Related Materials Calculation

Hi everyone,

I opened mp-1968 and its related materials, the following link #1 shows that mp-1968 and mp-2063 have a 98.02% similar.
#1: https://next-gen.materialsproject.org/materials/mp-1968?chemsys=La-O#related_materials

However, when I open the related materials method document, shown in the link #2. The similarity output of the method is a distance number not a percentage.
#2: Related Materials | Materials Project Documentation

How does the percentage come from in link #1?

Thanks!

Hey @Yaoqi, the percentages are e^{-|| v_i - v_j||} (which ranges from 0 as completely dissimilar to 1 as identical), see Eq. 11 of the similarity paper used to generate this data.

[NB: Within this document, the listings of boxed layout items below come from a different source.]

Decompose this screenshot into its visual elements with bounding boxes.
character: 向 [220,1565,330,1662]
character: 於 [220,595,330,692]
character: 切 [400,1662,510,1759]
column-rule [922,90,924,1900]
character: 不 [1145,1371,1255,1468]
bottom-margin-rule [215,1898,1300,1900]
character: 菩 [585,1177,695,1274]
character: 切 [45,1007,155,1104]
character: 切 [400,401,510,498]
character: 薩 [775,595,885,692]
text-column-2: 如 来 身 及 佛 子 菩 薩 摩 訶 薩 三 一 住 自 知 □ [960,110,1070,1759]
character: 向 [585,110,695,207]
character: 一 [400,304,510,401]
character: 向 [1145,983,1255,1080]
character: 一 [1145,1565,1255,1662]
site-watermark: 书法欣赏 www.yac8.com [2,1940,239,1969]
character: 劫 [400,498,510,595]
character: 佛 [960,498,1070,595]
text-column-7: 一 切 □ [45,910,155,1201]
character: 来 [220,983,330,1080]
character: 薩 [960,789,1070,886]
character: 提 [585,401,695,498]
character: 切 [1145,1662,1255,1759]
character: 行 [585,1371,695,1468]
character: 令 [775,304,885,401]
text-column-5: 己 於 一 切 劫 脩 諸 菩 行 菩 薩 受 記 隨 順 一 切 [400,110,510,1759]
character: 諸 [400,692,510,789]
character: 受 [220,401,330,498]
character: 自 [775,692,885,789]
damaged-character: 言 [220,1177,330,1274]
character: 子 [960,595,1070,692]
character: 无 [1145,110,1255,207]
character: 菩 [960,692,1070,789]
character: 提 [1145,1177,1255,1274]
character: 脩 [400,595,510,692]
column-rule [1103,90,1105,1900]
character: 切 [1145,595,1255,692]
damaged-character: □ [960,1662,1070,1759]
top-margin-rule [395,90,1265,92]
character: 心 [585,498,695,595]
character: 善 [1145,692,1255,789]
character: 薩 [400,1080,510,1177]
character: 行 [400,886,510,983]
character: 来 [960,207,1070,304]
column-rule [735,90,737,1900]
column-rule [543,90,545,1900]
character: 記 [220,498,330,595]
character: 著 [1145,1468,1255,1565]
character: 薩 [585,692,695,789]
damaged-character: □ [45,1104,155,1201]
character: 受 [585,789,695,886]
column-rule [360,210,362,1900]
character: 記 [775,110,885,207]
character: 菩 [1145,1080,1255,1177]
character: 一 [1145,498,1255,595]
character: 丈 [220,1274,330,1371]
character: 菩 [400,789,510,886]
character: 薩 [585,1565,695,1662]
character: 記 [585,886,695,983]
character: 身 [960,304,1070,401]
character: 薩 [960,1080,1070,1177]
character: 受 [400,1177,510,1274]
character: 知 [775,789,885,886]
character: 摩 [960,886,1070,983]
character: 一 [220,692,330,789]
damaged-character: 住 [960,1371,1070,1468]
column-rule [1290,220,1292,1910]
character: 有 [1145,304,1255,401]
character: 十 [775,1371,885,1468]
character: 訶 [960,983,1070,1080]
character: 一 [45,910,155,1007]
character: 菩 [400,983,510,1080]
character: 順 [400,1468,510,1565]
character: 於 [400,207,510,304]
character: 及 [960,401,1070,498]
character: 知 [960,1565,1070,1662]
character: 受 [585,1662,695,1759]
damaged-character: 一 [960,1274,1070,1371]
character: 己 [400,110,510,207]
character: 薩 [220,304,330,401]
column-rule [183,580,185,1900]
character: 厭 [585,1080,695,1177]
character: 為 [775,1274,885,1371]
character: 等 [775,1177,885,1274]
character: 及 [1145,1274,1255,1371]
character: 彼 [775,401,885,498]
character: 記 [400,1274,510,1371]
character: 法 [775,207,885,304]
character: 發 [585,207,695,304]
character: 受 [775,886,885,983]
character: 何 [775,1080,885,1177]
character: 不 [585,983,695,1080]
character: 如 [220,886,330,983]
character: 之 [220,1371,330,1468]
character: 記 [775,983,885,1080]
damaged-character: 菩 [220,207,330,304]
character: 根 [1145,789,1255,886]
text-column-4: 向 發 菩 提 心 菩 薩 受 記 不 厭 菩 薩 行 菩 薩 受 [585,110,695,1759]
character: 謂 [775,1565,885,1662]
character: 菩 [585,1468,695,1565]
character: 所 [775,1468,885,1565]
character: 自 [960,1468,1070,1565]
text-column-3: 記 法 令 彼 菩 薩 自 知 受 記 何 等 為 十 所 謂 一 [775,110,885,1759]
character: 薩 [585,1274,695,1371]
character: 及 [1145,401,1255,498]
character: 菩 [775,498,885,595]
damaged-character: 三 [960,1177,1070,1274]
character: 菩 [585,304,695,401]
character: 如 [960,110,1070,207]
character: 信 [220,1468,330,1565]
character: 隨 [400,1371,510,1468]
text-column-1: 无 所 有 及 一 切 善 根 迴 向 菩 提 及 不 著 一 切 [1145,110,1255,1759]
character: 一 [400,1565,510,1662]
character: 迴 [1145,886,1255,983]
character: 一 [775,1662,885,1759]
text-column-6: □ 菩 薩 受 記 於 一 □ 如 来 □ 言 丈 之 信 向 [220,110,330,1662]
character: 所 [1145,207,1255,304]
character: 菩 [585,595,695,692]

Maybe @Anubhav_Jain can confirm that it’s the exponential distance metric and not the cosine similarity

Thank you so much, these are really helpful!

I calculate the similarity between mp-2063 and mp-1968 using the following commands:

  ssf = SiteStatsFingerprint(
      CrystalNNFingerprint.from_preset('ops', distance_cutoffs=None, x_diff_weight=0),
      stats=('mean', 'std_dev', 'minimum', 'maximum')
      )

structure = mpr.get_structure_by_material_id("mp-2063")
fp_1 = np.array(ssf.featurize(structure))


struc = mpr.get_structure_by_material_id("mp-1968")
fp_2 = np.array(ssf.featurize(struc))

dist = np.linalg.norm(fp_1 - fp_2)
print(math.exp(-dist))

The output is 0.987350117939376, which is not quite the same with the similarity shown in the materials project page: 98.02%.

I am wondering if you know this small difference comes from.

Thank you!

Sorry for the delay. Apart from a small tweak (our docs don’t reflect the manuscript’s choice of kwargs for SiteStatsFingerprint), the differences you’re seeing are probably because the structures which compose a material have changed over time, but the similarity scores have not been updated

Here’s the corrected code which I’ll work into our documentation:

from matminer.featurizers.structure.sites import SiteStatsFingerprint
from matminer.featurizers.site.fingerprint import CrystalNNFingerprint
import numpy as np

bva = BVAnalyzer()

def get_similarity(structure_1, structure_2):
    
    fingerprinter = SiteStatsFingerprint(
        CrystalNNFingerprint.from_preset(
            "ops",
            distance_cutoffs=None,
            x_diff_weight=None,
        ),
        stats = ("mean","maximum",)
    )

    feature_vectors = [
        np.array(fingerprinter.featurize(structure))
        for structure in (structure_1, structure_2)
    ]
    dist = np.linalg.norm(feature_vectors[1] - feature_vectors[0])
    return 100*np.exp(-dist)
1 Like